ScreenHunter_769 Aug. 25 13.00I'm a total pushover when it comes to stories of connection. I am delighted by accounts of barriers breaking down and disparate people uniting in purpose, of ideas coalescing and theories fusing to reveal the common threads that underlie diversity. As I look back upon the history of physics, what reaches out and grabs me are the moments of unification when strands long thought separate are suddenly braided together in a whole that is stronger and more beautiful than the sum of its parts. Sometimes we uncover hidden affinities by exploring a motif repeated in apparently unrelated contexts; at other times, we are compelled by circumstance to form alliances with those we may have neglected, to put our heads together and come up with a solution acceptable to all. The conundrum of dark matter falls solidly in the latter category.

For several decades, cosmologists and astronomers had been growing progressively distant from their particle physics colleagues. As one group craned their necks further out into uncharted space, the other crawled deeper into the recesses of the atom. The disciplines began to seem as divergent as the scales upon which they operate, but there is a surprising resonance between the minute and the colossal. Even objects of cosmic proportions are built from subatomic particles. The discovery of dark matter was a reminder that no part of the universe can be completely understood by those who turn their backs on the rest.

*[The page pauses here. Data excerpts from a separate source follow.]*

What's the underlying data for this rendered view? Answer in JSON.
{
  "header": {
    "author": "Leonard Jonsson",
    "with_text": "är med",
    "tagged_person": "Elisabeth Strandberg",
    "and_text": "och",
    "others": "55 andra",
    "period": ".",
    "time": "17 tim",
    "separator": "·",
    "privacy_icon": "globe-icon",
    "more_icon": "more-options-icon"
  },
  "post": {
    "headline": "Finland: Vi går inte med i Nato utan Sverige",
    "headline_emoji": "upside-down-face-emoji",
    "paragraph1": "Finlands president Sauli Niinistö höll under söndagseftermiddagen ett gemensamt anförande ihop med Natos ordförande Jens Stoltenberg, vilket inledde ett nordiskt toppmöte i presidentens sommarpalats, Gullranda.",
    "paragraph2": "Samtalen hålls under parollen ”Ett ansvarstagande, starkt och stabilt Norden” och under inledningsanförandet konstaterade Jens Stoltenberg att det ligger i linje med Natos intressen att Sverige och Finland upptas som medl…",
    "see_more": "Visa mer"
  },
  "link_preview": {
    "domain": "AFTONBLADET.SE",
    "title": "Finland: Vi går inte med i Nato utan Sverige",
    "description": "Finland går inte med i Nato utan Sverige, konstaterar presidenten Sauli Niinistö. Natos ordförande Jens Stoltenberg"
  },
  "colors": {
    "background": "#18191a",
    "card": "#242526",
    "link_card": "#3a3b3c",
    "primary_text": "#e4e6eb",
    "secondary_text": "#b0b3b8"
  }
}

Discussions of dark matter (and dark energy) are often front-ended by a startling admission of ignorance: the entire gamut of matter particles we conventionally study – quarks and leptons combined – forms less than 5% of the known universe. There is about five times as much dark matter out there, we are told, while the rest of the universe is made up of dark energy. But, since neither dark matter nor dark energy can be seen, how do scientists justify this shocking claim? An analogy might help. The mechanism of human vision is such that we see objects only when they reflect light. But if you find yourself in a pitch dark room, you don't immediately conclude that just because nothing is visible, the room must be empty. You simply realize that sight is no longer a reliable guide under these circumstances, and you must lean on sounds and smells, and touch (and taste?) to probe your surroundings. For lifeforms less dependent on vision, the darkness is multi-textured and alive with variety. Consider bats, for instance. Where we rely on light hitting objects and bouncing back, bats bank on sound. They emit high frequency calls, inaudible to human ears, and use the resulting echoes to construct a sonic map of their surroundings (the further an object is, the longer it takes for the echo to come back). The moral of the story is this: as long as there is a way for you to interact with an object, you can “sense” its presence.